Atai Life Sciences (Nasdaq: ATAI), a clinical-stage biopharmaceutical company, released its first-quarter 2023 financial results today and provided updates on corporate developments.
Atai reported that its cash reserves fell from $273.1 million in December 2022 to $249.9 million at the end of the first quarter, driven by net cash used in operating activities and loans to related parties.
Net loss was $33.1 million in the first quarter, a slight improvement from the $36.9 million net loss in the same period last year.
Research and development expenses increased by $3.8 million versus the same period last year, primarily due to increased contract research organization expenses and personnel costs.
General and administrative expenses dropped to $14 million, a $4 million decrease versus the same period in the previous year, mainly due to lower VAT and other nonincome taxes, stock-based compensation, accounting and legal fees, and personnel-related costs.
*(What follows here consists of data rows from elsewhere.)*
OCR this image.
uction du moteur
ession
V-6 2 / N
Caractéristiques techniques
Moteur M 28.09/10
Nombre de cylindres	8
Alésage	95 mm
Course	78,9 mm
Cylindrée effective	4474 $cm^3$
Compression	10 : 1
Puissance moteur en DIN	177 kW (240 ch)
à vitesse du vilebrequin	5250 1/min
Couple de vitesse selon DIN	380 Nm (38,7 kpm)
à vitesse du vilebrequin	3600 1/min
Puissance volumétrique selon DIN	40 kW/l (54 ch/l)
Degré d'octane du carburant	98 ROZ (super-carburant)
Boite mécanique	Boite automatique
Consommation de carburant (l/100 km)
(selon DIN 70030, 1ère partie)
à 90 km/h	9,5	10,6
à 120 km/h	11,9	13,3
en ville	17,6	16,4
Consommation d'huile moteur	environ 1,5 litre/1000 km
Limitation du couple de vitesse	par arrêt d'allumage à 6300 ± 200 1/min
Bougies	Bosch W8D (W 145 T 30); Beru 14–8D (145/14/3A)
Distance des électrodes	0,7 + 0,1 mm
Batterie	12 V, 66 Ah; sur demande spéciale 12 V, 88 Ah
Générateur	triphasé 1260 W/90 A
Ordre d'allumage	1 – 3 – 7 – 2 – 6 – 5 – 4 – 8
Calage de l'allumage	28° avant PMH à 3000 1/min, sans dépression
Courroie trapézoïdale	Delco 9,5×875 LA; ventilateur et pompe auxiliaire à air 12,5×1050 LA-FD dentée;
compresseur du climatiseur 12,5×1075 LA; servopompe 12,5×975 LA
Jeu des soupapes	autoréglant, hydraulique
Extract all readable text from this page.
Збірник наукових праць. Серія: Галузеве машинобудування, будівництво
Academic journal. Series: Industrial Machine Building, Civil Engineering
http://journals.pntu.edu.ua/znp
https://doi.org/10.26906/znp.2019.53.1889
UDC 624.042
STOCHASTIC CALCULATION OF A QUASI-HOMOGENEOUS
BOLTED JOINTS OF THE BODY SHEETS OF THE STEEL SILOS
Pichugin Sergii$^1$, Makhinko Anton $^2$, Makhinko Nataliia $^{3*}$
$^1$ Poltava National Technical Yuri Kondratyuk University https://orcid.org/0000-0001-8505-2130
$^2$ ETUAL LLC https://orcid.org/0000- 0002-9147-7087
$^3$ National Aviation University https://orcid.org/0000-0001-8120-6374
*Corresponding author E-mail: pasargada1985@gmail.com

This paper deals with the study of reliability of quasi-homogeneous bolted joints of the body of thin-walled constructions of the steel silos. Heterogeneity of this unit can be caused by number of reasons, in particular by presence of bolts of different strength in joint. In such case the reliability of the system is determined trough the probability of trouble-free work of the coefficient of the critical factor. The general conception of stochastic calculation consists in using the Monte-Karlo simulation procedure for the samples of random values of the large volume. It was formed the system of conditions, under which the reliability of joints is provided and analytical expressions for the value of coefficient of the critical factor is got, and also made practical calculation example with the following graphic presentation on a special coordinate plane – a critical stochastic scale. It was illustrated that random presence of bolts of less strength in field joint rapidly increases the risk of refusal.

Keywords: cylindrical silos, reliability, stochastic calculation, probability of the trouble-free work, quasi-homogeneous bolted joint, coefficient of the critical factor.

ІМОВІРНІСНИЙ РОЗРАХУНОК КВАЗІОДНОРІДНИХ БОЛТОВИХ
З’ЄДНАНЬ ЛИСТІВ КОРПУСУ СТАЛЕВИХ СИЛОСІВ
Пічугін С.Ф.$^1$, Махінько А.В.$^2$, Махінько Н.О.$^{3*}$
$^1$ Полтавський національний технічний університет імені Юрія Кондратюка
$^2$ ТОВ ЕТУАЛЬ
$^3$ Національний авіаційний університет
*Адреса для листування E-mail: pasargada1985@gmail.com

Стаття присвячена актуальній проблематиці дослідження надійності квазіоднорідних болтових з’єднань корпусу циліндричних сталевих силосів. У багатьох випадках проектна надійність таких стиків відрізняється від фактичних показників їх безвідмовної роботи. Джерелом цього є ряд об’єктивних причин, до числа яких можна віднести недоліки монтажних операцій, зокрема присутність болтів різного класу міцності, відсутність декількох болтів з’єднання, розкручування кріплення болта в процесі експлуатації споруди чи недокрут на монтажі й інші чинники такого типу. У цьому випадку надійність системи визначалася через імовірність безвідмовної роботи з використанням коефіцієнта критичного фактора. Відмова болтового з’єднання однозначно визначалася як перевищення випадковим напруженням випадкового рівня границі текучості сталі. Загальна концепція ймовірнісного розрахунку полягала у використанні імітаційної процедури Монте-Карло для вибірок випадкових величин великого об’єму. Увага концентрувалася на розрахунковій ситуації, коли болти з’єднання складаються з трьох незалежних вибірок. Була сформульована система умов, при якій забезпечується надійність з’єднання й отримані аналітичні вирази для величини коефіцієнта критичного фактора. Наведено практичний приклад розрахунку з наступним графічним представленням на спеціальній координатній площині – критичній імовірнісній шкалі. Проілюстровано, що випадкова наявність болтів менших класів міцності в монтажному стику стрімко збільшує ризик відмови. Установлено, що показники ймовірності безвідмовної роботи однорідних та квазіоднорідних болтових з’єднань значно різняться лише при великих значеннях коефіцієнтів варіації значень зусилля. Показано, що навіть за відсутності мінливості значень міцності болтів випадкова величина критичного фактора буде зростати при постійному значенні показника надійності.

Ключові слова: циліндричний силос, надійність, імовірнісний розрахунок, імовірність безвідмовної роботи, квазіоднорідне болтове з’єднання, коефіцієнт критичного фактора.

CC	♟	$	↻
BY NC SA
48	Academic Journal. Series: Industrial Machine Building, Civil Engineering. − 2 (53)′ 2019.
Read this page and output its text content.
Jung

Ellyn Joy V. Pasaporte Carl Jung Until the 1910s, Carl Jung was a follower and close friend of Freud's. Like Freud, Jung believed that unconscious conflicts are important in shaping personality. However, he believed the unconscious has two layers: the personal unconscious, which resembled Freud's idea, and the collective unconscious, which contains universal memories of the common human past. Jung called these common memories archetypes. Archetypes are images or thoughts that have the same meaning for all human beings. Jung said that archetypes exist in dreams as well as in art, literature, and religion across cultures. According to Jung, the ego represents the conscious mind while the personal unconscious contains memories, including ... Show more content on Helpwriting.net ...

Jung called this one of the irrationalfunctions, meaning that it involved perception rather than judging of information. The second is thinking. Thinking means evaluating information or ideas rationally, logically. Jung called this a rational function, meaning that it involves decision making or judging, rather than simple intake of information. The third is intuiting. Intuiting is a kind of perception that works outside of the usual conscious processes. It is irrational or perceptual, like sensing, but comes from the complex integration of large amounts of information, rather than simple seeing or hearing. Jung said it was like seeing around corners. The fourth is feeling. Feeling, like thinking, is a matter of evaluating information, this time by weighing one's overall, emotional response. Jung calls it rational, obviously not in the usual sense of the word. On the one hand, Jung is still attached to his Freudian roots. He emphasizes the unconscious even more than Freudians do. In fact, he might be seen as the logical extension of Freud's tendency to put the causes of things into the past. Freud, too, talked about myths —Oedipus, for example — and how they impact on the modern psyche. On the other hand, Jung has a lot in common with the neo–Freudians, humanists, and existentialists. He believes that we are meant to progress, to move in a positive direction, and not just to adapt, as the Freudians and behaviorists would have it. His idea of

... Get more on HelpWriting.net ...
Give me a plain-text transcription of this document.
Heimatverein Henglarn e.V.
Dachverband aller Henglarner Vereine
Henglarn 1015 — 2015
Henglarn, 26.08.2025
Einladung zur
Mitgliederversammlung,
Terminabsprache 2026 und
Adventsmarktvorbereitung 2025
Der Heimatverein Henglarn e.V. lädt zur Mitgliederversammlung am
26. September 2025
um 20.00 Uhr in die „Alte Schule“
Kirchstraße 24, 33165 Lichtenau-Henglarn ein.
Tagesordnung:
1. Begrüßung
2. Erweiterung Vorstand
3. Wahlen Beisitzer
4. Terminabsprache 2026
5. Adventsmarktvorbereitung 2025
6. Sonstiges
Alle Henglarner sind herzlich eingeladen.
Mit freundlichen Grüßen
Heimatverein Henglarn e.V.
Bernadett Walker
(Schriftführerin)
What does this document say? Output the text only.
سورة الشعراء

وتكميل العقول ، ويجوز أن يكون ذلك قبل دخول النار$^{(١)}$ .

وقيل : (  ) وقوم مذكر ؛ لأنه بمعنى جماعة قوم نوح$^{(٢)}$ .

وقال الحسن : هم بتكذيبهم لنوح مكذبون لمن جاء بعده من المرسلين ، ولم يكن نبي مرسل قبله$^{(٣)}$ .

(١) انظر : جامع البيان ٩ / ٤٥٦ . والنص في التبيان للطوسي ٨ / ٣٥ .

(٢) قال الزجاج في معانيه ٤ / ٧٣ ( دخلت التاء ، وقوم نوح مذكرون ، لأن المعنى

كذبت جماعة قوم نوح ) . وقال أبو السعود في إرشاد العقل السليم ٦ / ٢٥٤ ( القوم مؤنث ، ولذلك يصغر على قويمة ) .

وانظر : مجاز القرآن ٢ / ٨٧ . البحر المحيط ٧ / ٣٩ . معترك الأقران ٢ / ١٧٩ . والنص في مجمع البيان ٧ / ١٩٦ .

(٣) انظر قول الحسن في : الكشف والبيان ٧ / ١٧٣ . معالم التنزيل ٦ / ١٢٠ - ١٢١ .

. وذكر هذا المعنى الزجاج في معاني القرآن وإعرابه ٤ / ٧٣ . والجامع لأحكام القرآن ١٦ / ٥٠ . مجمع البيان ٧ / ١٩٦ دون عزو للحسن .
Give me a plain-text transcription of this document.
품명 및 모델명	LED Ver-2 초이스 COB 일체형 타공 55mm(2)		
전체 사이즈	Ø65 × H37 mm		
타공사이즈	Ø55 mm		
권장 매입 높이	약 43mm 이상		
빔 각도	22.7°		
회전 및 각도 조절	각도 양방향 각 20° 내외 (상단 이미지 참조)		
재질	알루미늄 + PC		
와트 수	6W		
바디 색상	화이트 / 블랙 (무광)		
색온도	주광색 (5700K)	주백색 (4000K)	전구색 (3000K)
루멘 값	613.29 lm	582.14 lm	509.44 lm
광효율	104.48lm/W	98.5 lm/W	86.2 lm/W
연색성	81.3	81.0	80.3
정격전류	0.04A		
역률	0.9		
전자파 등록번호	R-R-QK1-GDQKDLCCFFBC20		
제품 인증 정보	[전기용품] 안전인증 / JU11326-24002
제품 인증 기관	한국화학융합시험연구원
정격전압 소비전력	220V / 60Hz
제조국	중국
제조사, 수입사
“We continue to focus on our vision to heal mental health disorders so that everyone, everywhere can live a more fulfilled life,” Florian Brand, co-founder and CEO, said in a Thursday statement.
He added that the first patient was dosed with Atai’s RL-007 in a randomized, placebo-controlled phase 2 study this past quarter.
In addition to RL-007, Atai is also conducting trials on two other drugs, GRX-917 and VLS-01. The first one, GRX-917, is aimed at treating anxiety disorders without the sedative side effects commonly associated with such treatments. The second, VLS-01, uses DMT to tackle severe depression that doesn’t respond to other treatments.
The company is also working on COMP360, a treatment using psilocybin (the active ingredient in magic mushrooms) to treat severe depression, anorexia nervosa, and PTSD, with significant results expected by summer 2024.
The earnings come after a round of layoffs Atai embarked in March, which resulted in cutting approximately 30% of its workforce as part of an effort to reallocate capital toward funding near-term projects. Brand reiterated that the efforts will maintain the company’s operations into the first half of 2026.
Most of the savings will come from labor cuts in nonclinical development as well as general and administrative expenses.
The company’s phase 2a clinical trial results looking at ketamine therapy to treat depression failed to meet its primary endpoint in January. The treatment did not prove enough of a statistically significant change in participants’ baseline depression score after 24 hours versus the placebo.